Эльф вынул трубку изо рта (его зубы отливали аристократической желтизной), с сожалением выколотил её об дерево и убрал, после чего извлёк из-за ствола лук в половину человеческого роста и туго набитый колчан.

– Что ты собираешься предпринять, о гордый сын лесов? – спросил Лёва, с опаской следивший за этими приготовлениями, в то время как Пиренцепин неторопливо прилаживал тетиву.

– Излишне непонятлив ты, чужеземец. Карать вас буду. За вторжение, контрабанду и оскверняющее пребывание.

– Постой, ты же эльф! – вскричал удивлённо Куперийский. – Эльфы – положительные персонажи. Вы помогать должны, а не…

– Забыл ты, маленький человек: я – Тёмный.
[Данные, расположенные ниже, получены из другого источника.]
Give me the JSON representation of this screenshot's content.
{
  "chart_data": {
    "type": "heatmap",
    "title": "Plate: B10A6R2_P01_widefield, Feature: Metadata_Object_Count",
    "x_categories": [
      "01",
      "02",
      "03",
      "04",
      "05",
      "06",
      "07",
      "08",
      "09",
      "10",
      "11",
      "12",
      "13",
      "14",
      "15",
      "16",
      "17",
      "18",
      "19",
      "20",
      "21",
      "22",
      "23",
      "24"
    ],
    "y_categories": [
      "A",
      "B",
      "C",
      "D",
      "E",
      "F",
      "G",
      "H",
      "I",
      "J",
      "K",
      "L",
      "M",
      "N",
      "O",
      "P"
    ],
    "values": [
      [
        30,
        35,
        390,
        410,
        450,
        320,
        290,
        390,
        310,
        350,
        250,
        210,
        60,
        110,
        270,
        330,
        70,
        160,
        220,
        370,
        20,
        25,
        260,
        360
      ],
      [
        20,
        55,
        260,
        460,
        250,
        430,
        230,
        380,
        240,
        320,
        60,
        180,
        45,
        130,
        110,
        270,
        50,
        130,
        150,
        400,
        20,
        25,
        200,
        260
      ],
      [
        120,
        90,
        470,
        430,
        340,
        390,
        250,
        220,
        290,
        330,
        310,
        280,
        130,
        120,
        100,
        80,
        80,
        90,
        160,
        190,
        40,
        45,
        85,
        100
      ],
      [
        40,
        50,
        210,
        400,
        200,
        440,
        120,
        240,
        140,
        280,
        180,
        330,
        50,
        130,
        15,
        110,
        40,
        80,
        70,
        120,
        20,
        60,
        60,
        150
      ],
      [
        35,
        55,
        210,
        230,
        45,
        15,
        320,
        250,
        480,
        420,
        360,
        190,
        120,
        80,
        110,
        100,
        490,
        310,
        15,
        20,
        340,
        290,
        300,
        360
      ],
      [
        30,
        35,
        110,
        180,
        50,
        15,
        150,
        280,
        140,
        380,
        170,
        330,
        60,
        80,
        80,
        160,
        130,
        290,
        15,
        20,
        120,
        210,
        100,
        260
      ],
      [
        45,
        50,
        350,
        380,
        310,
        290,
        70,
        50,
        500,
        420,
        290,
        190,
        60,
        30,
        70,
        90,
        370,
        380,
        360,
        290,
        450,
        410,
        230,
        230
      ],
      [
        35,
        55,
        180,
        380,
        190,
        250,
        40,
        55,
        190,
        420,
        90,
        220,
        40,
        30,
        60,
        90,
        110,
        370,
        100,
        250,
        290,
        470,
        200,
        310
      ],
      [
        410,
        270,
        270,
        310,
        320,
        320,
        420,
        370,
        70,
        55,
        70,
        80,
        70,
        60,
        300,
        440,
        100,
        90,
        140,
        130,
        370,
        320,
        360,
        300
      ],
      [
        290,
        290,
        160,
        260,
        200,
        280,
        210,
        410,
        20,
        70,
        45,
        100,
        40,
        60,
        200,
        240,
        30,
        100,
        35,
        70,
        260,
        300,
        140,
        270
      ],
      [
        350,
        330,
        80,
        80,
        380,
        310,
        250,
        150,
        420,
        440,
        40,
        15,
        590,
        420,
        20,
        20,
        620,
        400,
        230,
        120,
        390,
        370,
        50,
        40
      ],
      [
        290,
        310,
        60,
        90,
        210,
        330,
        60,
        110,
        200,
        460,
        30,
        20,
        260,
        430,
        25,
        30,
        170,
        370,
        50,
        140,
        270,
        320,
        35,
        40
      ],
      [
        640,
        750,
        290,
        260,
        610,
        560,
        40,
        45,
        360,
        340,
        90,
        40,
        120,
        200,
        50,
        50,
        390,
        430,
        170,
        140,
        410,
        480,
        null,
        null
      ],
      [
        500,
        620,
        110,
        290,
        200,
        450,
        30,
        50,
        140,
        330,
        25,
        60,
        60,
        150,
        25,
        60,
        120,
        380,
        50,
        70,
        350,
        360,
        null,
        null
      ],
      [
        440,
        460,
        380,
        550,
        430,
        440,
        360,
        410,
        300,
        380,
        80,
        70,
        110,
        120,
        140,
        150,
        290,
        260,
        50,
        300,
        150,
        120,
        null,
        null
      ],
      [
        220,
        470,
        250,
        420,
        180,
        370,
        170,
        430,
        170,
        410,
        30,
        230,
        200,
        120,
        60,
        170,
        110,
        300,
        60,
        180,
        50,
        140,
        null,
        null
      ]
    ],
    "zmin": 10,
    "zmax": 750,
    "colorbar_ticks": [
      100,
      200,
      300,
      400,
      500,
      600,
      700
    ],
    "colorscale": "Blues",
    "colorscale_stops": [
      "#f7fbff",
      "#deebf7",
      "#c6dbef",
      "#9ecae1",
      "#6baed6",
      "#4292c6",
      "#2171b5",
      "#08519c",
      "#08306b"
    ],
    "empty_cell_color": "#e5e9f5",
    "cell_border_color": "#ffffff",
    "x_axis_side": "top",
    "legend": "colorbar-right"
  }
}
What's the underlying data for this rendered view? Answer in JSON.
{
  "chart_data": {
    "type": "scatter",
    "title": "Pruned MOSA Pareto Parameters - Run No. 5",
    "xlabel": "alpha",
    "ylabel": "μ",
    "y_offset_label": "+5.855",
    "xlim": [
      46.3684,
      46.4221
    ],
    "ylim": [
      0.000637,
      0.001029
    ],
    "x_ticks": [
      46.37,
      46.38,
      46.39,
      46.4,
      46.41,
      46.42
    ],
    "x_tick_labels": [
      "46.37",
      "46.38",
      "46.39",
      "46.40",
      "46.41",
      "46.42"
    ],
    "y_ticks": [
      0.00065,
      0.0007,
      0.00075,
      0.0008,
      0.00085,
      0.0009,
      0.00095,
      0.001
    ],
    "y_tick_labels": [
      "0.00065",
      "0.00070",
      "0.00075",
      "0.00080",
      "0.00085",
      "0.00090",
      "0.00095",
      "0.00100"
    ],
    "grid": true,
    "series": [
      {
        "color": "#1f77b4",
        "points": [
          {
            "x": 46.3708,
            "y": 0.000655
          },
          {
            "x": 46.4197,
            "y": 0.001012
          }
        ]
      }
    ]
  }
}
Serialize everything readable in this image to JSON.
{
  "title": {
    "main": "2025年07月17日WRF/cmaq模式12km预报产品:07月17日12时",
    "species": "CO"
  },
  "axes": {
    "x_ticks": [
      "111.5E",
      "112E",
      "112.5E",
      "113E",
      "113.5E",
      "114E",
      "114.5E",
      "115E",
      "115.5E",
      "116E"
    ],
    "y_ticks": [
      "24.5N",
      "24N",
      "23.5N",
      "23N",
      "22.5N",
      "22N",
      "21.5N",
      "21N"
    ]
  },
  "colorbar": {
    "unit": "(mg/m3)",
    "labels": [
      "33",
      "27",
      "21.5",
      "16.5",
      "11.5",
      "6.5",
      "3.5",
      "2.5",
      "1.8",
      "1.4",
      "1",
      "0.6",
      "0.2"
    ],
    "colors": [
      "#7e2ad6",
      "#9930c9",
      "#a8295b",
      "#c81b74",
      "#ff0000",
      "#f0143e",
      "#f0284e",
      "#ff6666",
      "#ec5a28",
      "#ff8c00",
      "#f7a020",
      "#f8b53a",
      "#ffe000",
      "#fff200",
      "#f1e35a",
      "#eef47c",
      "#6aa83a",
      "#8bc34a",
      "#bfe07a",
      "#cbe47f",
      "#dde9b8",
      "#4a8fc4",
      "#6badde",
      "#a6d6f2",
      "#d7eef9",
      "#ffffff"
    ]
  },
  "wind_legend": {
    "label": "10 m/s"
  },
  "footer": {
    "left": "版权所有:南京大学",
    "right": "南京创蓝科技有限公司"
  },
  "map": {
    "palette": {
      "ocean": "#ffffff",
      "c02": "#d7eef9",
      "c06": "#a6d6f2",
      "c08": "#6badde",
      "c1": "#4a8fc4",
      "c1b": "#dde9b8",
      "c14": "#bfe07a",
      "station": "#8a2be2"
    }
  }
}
А мы, Тёмные, сами по себе, никого не трогаем, лебедя своего починяем, но уж если нога нарушителя перешагнёт границы нашей резервации – ужасна будет его судьба, и в муках своих позавидует он участи Сарумана Бесцветного!

– Может, попробуем дать дёру? – предложил Василий.

– От эльфийских стрел? – с горечью отверг идею Лёва. – Фигушки! Бьют без промаха.

– Берегись, вражина! – вскричал вдруг занервничавший Ерофеев и выхватил из ножен своё оружие, выщербленный клинок коего был заметно погнут. – Это знаменитый Недоломанный Меч Андрон, и сам Чёрный Властелин в былые времена вкусил его ярости!

– Что было – то было, – согласился Перворождённый, – а на текущий момент его ещё перековать надо, а грейсер хазер.

– Ну, тогда я не знаю, – огорчился Вася.

Между тем Пиренцепин быстрее, чем успел бы моргнуть глаз, выпустил две стрелы. Оставшиеся в живых герои потрясённо переглянулись.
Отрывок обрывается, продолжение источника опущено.